'The Help' author Kathryn Stockett sued

A Jackson, Miss., maid says her name and likeness were used without permission

Two years after the publication of Kathryn Stockett’s ubiquitous best-seller The Help – a novel about black maids and their white employers in ’60s Jackson, Miss. – the real-life help is crying foul. Ablene Cooper, a 60-year-old maid and longtime resident of Jackson, has filed a complaint against Stockett claiming emotional distress. Cooper, who is seeking $75,000 in damages, contends that Stockett ignored requests that she not use her name and likeness for the character ”Aibileen,” whom the plaintiff describes as ”black, middle-aged, has a gold tooth, works for a white family in Jackson, Mississippi, and has a son who is deceased.” In an afterword, Stockett wrote that The Help is a work of ”fiction, by and large,” though she admits that it was inspired by memories of her own beloved family maid, Demetrie McLorn, who died when the author was 16.

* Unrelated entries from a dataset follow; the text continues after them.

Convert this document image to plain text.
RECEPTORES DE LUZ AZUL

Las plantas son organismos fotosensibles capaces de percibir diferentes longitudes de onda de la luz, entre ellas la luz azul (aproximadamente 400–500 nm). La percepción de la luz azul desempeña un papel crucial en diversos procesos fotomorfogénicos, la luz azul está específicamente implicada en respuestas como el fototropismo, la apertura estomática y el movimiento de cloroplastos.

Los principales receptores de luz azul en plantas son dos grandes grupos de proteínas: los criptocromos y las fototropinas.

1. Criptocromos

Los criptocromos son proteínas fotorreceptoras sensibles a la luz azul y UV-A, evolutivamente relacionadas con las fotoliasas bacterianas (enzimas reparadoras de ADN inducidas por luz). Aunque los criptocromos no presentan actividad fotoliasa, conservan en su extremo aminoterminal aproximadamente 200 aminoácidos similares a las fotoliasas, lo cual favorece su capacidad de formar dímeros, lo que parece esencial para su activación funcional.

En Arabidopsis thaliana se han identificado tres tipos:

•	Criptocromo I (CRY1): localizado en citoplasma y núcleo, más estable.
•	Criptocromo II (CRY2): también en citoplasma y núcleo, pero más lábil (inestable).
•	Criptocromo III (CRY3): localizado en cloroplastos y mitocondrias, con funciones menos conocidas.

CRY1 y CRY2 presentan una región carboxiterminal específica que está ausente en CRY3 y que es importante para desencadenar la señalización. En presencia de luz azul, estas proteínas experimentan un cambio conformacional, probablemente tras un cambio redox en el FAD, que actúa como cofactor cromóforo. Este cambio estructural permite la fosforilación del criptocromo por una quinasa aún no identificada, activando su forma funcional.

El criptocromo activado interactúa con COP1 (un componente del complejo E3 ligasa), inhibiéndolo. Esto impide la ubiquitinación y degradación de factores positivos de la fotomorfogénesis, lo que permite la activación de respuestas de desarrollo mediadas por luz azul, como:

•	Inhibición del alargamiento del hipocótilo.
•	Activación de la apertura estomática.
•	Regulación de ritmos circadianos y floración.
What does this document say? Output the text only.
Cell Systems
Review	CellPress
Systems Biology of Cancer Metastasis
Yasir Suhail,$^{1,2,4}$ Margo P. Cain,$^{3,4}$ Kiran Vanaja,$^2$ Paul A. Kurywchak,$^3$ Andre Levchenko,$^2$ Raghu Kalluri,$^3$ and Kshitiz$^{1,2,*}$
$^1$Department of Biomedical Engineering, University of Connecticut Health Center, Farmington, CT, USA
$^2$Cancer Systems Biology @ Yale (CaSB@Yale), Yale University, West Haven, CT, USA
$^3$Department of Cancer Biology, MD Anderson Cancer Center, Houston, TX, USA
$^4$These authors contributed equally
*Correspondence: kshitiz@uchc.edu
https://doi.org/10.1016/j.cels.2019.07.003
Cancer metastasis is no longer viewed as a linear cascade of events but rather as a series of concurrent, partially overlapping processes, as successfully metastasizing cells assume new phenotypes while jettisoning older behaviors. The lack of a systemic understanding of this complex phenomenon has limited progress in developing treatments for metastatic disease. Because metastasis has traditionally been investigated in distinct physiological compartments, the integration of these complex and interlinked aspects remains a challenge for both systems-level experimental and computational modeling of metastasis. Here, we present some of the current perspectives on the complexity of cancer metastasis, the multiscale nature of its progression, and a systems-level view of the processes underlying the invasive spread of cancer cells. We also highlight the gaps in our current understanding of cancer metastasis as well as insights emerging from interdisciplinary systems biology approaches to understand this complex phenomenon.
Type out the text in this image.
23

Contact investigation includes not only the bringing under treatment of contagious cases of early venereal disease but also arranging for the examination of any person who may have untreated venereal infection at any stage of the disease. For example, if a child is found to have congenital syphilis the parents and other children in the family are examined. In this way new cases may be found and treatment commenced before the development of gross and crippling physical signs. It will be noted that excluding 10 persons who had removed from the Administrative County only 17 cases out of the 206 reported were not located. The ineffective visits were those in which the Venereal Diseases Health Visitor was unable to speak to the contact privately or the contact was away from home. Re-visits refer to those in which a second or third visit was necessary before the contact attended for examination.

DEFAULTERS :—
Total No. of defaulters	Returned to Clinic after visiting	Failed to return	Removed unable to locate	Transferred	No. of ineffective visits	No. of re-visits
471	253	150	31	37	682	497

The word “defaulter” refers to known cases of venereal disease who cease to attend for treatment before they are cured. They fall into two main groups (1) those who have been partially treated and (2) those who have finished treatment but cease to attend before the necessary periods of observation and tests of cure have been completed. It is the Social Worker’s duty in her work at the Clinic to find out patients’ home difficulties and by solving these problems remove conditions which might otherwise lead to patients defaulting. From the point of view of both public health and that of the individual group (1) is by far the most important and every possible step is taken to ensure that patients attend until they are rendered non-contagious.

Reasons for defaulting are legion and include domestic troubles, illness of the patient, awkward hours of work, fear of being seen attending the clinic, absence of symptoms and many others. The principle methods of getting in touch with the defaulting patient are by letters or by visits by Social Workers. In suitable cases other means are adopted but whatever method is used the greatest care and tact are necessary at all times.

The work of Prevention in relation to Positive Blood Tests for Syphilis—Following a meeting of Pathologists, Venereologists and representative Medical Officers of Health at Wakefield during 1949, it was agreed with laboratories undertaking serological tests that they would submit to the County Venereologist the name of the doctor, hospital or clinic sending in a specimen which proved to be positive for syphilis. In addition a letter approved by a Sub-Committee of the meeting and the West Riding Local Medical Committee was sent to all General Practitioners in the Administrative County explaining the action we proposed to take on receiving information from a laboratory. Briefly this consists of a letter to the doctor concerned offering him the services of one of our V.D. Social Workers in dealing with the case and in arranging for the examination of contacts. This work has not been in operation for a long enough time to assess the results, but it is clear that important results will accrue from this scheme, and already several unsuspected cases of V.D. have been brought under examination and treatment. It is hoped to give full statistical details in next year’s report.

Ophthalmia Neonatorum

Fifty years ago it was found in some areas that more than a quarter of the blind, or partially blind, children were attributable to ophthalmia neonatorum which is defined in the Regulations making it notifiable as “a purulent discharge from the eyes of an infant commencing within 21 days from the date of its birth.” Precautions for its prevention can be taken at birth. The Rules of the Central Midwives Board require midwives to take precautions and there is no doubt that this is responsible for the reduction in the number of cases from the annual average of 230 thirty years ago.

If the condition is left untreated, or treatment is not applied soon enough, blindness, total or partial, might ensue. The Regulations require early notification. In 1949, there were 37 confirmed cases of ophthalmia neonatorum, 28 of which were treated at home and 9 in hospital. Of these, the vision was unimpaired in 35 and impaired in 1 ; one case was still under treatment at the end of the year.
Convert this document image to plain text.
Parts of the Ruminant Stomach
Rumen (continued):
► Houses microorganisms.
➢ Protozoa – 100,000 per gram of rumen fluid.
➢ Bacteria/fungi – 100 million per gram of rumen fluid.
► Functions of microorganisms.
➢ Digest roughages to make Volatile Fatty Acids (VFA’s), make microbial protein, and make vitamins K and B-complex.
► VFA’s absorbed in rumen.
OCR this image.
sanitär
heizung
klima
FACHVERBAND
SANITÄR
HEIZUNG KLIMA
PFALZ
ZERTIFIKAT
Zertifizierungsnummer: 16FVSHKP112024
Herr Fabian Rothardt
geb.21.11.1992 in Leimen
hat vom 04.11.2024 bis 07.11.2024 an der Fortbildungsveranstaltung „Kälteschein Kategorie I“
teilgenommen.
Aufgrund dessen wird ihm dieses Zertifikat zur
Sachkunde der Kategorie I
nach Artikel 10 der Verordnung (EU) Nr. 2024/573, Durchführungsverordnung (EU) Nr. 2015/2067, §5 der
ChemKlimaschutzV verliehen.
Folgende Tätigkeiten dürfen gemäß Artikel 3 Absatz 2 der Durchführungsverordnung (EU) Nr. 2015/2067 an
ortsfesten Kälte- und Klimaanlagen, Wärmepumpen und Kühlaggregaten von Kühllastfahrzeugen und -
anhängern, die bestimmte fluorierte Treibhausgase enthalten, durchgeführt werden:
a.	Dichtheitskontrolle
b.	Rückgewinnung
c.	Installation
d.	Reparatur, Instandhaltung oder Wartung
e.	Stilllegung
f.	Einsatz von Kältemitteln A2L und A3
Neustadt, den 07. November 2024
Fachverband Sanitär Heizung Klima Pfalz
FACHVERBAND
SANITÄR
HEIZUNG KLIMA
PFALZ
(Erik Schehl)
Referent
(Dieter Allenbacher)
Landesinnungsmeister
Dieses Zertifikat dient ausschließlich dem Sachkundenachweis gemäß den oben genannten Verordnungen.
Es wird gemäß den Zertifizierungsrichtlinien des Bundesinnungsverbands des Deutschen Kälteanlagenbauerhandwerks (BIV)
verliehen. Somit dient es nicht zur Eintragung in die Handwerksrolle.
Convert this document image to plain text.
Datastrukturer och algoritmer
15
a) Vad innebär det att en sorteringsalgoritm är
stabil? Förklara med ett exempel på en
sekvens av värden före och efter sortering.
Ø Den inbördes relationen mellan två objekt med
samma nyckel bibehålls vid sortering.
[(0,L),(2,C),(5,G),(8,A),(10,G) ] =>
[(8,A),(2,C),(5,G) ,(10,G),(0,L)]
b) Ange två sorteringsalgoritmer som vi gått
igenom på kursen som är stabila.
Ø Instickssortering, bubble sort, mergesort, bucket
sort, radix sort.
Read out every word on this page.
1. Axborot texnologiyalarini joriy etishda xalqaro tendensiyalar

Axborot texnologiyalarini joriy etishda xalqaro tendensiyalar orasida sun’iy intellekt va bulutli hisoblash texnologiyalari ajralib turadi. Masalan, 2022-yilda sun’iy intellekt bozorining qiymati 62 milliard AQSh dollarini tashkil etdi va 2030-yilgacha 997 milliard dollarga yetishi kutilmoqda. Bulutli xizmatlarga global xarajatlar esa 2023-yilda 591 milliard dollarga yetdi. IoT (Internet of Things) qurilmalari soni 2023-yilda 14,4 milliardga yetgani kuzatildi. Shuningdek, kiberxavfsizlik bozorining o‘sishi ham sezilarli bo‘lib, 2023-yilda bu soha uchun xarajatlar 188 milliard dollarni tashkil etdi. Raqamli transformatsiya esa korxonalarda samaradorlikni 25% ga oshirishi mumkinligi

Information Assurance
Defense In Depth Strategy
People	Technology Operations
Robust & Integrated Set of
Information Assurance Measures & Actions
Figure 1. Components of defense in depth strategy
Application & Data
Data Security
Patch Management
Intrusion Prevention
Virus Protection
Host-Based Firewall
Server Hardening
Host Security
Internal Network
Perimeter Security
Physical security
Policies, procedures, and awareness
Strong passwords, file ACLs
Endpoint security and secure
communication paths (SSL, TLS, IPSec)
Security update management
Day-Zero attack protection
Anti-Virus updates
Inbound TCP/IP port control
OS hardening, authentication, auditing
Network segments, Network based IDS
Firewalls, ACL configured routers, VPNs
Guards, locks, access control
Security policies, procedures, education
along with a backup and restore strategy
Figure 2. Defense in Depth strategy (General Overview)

The lawsuit was filed in Jackson, where Cooper, to further complicate matters, is reportedly employed by the author’s older brother and sister-in-law. ”They came to me and said, ‘Ms. Abee, we love you, we support you,’ and they told me to do what I got to do,” Cooper told The New York Times. In a statement, Stockett’s publisher Amy Einhorn from Amy Einhorn Books, an imprint of Putnam, defended The Help as ”a beautifully written work of fiction, and we don’t think there is any basis to the legal claims.”